Im Jahr 1736 beteiligen sich die Fussinger Bauern am „Klöppelstreit“, einem Aufstand gegen den neuen Landesherren in Dillenburg. Ursache war die Kriegssteuer, die Fürst Christian von Nassau-Dillenburg den Dörfern auferlegt hatte. Die Bauern jagten die Pfändungsbeamten aus den Dörfern. Ungefähr 1600 Bauern versammelten sich zu einem Heerlager am Seeweiher bei Mengerskirchen. Vieh und bewegliches Vermögen hatten die Bauern über die nahen Grenzen in andere Herrschaften gebracht. Gleichzeitig riefen die Bauern das Reichskammergericht an. Das Gericht bestätigte am 13. Juni 1736 jedoch Fürst Christian von Nassau-Dillenburg in seinem Recht und verurteilte die Bauern zu einer Geldstrafe. Fürst Christian von Nassau-Dillenburg musste aber die Fürsten von Nassau-Weilburg um Hilfe bitten, um das Urteil zu vollstrecken. Im Jahr 1762 wurde in Fussingen eine eigenständige Schule gegründet. Bis zu diesem Zeitpunkt wurde die Schule in Lahr besucht. Zuerst wurde der Unterricht im Haus des Lehrers Johann Georg Beck erteilt. Ab 1789 wurde ein Schulraum am Backhaus angebaut. Mit dem Bau der neuen Mainzer Landstraße (heute Bundesstraße 54) ab 1780 verliert Fussingen die Fernstraße. Bei der Flurbereinigung um 1790 verschwand die nun bedeutungslose alte Hohe Straße aus der Gemarkung. Während des Ersten Koalitionskrieges kam es ab 1794 wieder zu Truppendurchmärschen und Einquartierungen. Im Jahr 1795 plünderten französische Truppen die Orte im Amt Ellar.
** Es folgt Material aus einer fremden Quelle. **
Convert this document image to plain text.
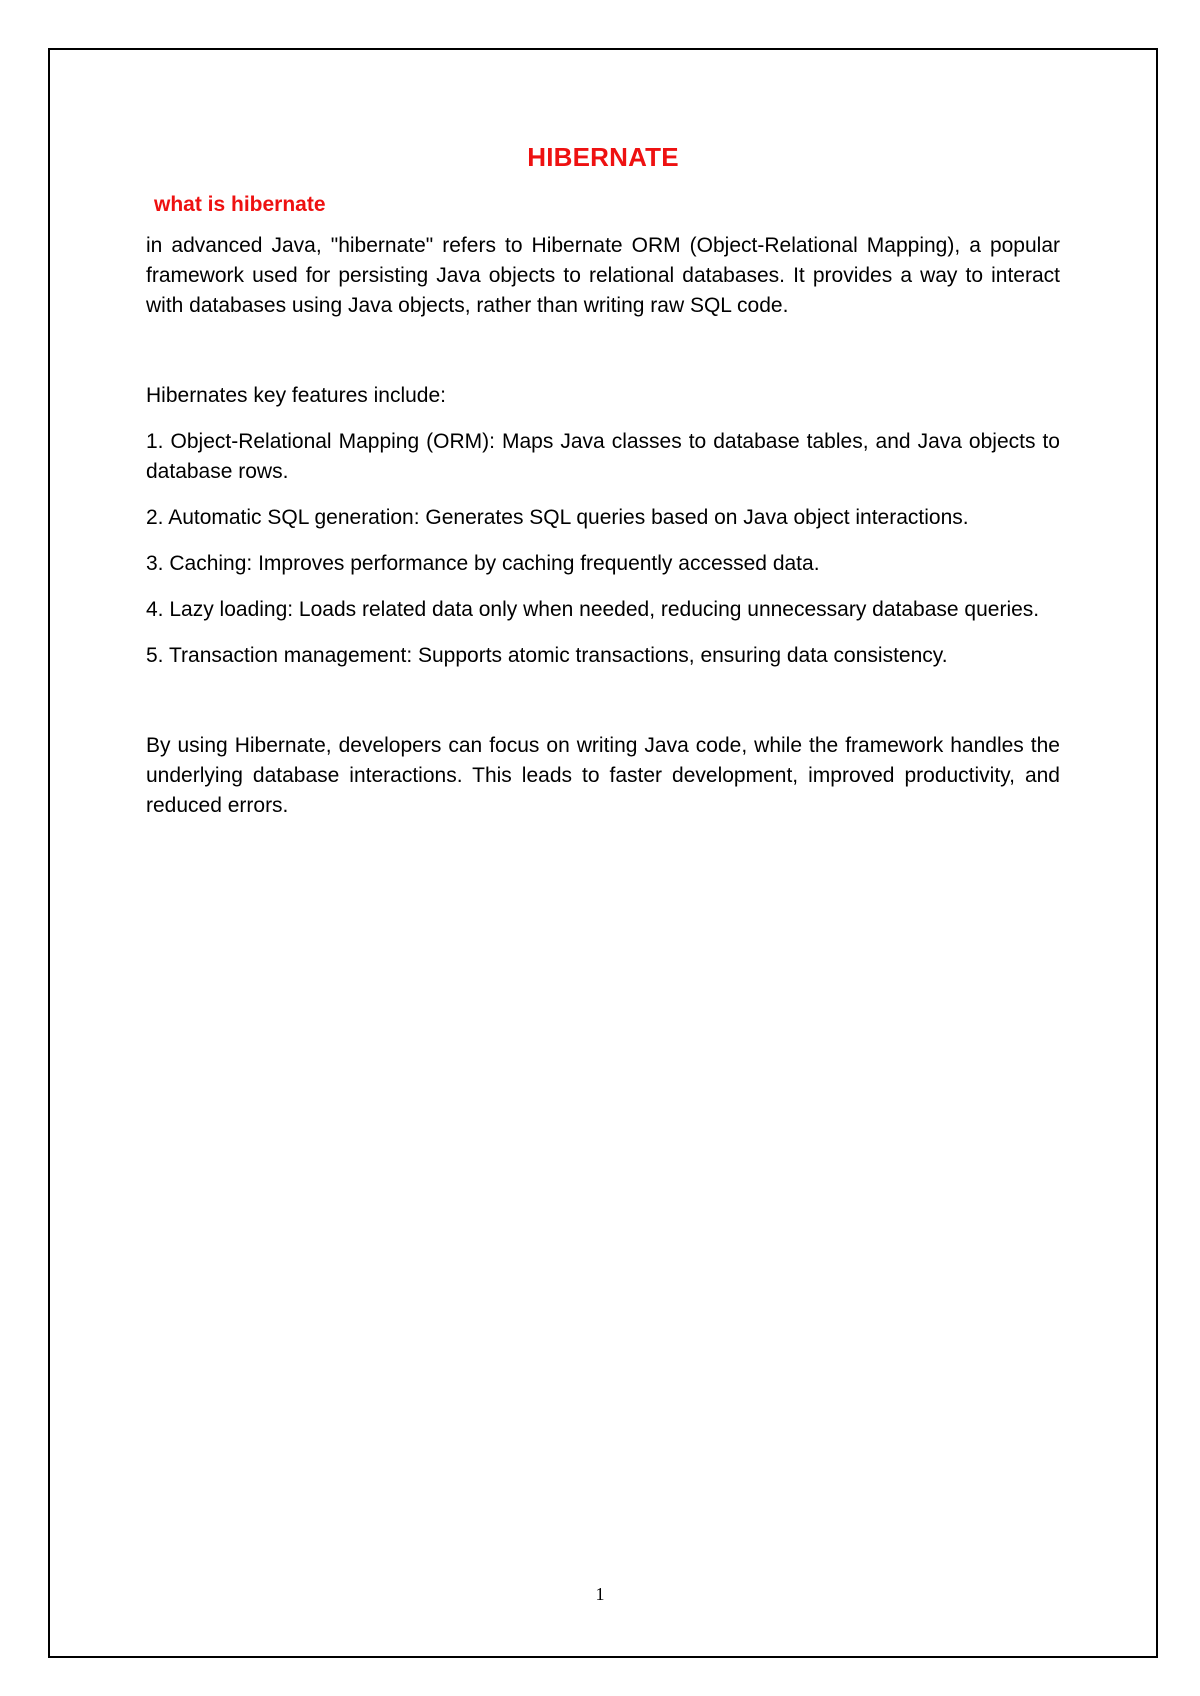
HIBERNATE
what is hibernate

in advanced Java, "hibernate" refers to Hibernate ORM (Object-Relational Mapping), a popular framework used for persisting Java objects to relational databases. It provides a way to interact with databases using Java objects, rather than writing raw SQL code.

Hibernates key features include:

1. Object-Relational Mapping (ORM): Maps Java classes to database tables, and Java objects to database rows.

2. Automatic SQL generation: Generates SQL queries based on Java object interactions.

3. Caching: Improves performance by caching frequently accessed data.

4. Lazy loading: Loads related data only when needed, reducing unnecessary database queries.

5. Transaction management: Supports atomic transactions, ensuring data consistency.

By using Hibernate, developers can focus on writing Java code, while the framework handles the underlying database interactions. This leads to faster development, improved productivity, and reduced errors.

1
In der herzoglich-nassauischen Epoche nahm die Bevölkerung stark zu und die Landwirtschaft konnte die Familien nicht mehr ernähren. Viele Bewohner reisten als Hausierer vom Rheinland bis nach Sachsen und in die Schweiz. In St. Gallen unterhielten die Händler aus Fussingen und Ellar einen gemeinsamen Stützpunkt. Gehandelt wurde vor allem mit Töpferwaren, Wäsche und Kleidung. Während des 19. Jahrhunderts kam es vereinzelt zu Auswanderungen nach Nordamerika. Im Jahr 1830 wurde ein neues Schulgebäude errichtet.
Im Oktober 1848 erreichte die Deutsche Revolution den Westerwald. Nach anfänglichen Tumulten und Steuerverweigerungen brach offener Widerstand aus, als das Militär versuchte die Steuern zu pfänden. Am 5. Februar 1849 kam es zu flächendeckenden Ausschreitungen.
Im Jahr 1887 wurde ein Friedhof angelegt. Bis zu diesem Zeitpunkt wurden die Verstorbenen auf dem Friedhof in Lahr beerdigt. Mit dem Bau des Bahnhofs der Kerkerbachbahn wurde Fussingen 1907 an das Eisenbahnnetz angeschlossen. In den Kriegshandlungen des Ersten Weltkriegs fielen 15 Einwohner bei Kampfhandlungen, ein Einwohner wurde als vermisst gemeldet.[9]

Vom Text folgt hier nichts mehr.